The Inaccuracy of PyTorch Conv Calculation

After I run this code:

import torch
import torch.nn as nn

ta = torch.Tensor([[[[2., 4.], [0., 1.]]]])
up = nn.ConvTranspose2d(in_channels=1, out_channels=1, kernel_size=2, stride=1, padding=0)
with torch.no_grad():
    up.weight.data = torch.Tensor([[[[3., 1.], [1., 5.]]]])
    tb = up(ta)
print(tb)

I get the result:

tensor([[[[ 5.8427, 13.8427, 3.8427],
[ 1.8427, 16.8427, 20.8427],
[-0.1573, 0.8427, 4.8427]]]], grad_fn=)

Thematically, the answer should be:

tensor([[[[ 6., 14., 4.],
[ 2., 17., 21.],
[0., 1., 5.]]]], grad_fn=)

Why the inaccuracy of PyTotorch Calculation will happen?

Hi Ao!

You’re ignoring the bias term in ConvTranspose2d.

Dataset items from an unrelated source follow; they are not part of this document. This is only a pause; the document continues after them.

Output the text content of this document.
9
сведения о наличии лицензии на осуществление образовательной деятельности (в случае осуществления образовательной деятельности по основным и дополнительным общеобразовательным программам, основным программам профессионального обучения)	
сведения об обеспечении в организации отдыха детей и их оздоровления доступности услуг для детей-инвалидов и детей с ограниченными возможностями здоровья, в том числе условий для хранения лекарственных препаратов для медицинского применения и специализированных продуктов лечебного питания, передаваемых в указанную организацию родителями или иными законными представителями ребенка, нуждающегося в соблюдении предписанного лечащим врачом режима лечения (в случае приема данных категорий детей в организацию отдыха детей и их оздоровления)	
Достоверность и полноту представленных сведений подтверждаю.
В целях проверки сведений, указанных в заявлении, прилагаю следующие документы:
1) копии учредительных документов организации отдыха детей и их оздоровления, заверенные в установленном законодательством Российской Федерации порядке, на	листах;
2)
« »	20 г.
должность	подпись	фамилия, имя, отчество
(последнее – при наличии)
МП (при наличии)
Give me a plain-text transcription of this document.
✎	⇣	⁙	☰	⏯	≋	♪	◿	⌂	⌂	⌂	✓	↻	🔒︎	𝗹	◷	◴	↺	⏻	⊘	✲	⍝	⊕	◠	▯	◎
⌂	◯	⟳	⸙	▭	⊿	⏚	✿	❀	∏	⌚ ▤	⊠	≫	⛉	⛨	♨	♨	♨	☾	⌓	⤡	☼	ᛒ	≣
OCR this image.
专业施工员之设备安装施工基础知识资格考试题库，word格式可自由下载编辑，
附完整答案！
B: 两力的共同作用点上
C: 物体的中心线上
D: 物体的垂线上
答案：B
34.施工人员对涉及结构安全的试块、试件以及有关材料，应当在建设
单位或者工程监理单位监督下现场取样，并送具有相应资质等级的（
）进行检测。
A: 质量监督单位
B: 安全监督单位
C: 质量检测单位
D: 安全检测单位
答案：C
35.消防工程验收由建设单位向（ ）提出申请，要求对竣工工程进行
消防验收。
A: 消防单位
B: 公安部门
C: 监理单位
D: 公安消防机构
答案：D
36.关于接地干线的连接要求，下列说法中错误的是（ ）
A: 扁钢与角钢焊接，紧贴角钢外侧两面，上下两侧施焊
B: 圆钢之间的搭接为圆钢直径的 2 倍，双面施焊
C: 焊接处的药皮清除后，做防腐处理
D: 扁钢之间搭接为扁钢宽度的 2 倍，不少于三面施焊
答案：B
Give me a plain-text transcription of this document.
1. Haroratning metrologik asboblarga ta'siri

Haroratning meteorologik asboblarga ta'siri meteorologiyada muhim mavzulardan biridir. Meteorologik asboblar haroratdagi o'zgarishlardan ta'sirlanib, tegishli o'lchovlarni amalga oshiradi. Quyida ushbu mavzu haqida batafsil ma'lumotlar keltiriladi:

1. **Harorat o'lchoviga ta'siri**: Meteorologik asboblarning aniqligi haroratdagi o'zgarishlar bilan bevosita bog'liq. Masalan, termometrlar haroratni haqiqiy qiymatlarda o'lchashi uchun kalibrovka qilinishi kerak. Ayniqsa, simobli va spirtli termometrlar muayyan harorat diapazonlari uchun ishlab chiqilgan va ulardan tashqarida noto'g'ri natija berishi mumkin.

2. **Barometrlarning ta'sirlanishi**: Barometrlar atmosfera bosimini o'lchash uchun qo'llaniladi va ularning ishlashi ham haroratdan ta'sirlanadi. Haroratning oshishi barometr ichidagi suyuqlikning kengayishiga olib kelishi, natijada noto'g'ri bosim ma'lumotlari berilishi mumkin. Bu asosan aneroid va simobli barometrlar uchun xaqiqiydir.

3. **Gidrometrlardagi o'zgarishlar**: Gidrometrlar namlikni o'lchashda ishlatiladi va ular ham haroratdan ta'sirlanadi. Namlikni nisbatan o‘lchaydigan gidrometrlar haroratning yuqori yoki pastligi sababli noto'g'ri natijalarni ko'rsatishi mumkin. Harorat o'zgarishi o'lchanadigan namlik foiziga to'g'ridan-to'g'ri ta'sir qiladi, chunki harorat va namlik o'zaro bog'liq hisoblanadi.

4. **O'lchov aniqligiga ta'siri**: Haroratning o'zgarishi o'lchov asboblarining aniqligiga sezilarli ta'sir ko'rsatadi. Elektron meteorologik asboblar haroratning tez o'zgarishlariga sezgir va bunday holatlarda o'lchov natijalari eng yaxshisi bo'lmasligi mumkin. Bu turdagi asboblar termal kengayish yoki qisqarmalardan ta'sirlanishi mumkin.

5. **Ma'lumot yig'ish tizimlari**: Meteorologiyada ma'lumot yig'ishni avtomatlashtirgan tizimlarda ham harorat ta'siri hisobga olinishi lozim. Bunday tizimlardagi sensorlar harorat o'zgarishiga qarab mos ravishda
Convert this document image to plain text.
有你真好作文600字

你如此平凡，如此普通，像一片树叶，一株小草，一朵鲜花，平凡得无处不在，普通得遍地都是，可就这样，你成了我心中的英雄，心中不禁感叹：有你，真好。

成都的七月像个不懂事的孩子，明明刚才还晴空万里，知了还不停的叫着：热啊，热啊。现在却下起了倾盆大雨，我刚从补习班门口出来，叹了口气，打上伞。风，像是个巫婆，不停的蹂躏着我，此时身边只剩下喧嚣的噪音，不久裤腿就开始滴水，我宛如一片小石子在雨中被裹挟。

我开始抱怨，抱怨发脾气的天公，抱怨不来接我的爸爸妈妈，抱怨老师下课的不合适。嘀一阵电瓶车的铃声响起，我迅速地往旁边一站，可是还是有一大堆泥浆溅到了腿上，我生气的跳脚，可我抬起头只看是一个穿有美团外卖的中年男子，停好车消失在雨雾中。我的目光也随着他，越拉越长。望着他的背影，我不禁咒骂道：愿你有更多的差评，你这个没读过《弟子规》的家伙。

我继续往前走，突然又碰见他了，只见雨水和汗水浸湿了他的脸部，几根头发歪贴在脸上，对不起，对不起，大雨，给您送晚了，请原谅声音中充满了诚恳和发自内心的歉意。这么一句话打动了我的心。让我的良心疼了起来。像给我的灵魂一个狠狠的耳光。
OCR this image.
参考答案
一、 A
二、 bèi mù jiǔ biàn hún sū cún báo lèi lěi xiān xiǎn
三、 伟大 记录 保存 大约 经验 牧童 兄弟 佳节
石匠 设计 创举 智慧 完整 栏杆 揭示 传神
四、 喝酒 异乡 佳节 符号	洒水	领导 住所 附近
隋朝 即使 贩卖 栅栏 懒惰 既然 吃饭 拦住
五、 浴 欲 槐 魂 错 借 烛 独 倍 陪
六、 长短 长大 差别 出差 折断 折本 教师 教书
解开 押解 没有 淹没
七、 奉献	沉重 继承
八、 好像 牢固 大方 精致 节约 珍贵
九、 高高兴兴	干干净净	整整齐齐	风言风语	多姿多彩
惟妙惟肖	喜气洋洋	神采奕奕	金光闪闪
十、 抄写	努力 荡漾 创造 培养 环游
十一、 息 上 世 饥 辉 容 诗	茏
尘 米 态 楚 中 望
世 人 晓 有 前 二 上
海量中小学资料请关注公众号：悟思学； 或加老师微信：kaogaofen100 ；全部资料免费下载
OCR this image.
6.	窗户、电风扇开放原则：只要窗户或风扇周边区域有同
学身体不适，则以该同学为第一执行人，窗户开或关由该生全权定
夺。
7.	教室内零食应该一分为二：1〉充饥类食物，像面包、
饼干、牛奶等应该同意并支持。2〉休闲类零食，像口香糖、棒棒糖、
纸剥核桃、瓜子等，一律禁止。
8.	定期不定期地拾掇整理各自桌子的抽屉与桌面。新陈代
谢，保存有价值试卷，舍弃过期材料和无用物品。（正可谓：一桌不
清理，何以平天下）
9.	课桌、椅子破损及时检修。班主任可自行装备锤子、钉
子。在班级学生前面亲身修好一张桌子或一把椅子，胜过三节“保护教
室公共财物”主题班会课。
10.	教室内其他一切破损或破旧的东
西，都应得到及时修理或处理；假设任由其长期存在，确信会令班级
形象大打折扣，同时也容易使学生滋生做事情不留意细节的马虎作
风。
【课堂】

Try:

up = nn.ConvTranspose2d (in_channels=1, out_channels=1, kernel_size=2, stride=1, padding=0, bias = False)

You will then obtain your expected result. (Or you could set up.bias to a
known quantity just as you do with up.weight.)

Best.

K. Frank

1 Like

I didn’t notice the bias of the Conv module before. Thanks a lot!